A plate member for wavelength conversion containing a phosphor that is disposed on the light extraction side of the light emitting element and emits wavelength converted light by being excited by receiving light emitted from the light emitting element,
The phosphor plate, wherein the light extraction side surface of the plate member is formed as an uneven surface, and the light emitting element side surface is formed as a flat surface.   The phosphor plate according to claim 1, wherein the light emitting element is a light emitting diode element.   The phosphor plate according to claim 1, wherein the phosphor is a phosphor for emitting white light from a light emitting surface of the plate member.
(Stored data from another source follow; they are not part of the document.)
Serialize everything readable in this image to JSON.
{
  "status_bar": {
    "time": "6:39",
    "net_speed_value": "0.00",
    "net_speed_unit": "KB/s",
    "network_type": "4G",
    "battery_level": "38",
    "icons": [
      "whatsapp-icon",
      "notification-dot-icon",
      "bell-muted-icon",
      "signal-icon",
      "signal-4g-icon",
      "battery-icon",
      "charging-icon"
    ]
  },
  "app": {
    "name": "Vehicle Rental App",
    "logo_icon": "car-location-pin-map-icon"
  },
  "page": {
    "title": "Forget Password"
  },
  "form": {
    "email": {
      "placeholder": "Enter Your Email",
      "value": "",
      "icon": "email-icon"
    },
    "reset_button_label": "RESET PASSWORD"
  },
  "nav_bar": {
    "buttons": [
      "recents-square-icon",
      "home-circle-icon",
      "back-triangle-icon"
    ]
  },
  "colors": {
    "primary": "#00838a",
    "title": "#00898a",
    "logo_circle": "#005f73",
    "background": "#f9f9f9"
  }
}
A case having an internal space opening on the light extraction side;
A phosphor plate disposed on the light extraction side of the case;
In a light emitting device provided with a light emitting element disposed on the light extraction side of the phosphor plate and housed in the case,
4. The light emitting device according to claim 1, wherein the phosphor plate is the phosphor plate according to claim 1.   The light emitting device according to claim 4, wherein the case is filled with a sealing member made of a light transmissive member that seals the light emitting element on the element side of the phosphor plate.   The light emitting device according to claim 4, wherein an inclined surface for reflecting light emitted from the light emitting element to a light extraction side is provided on an inner surface portion of the case.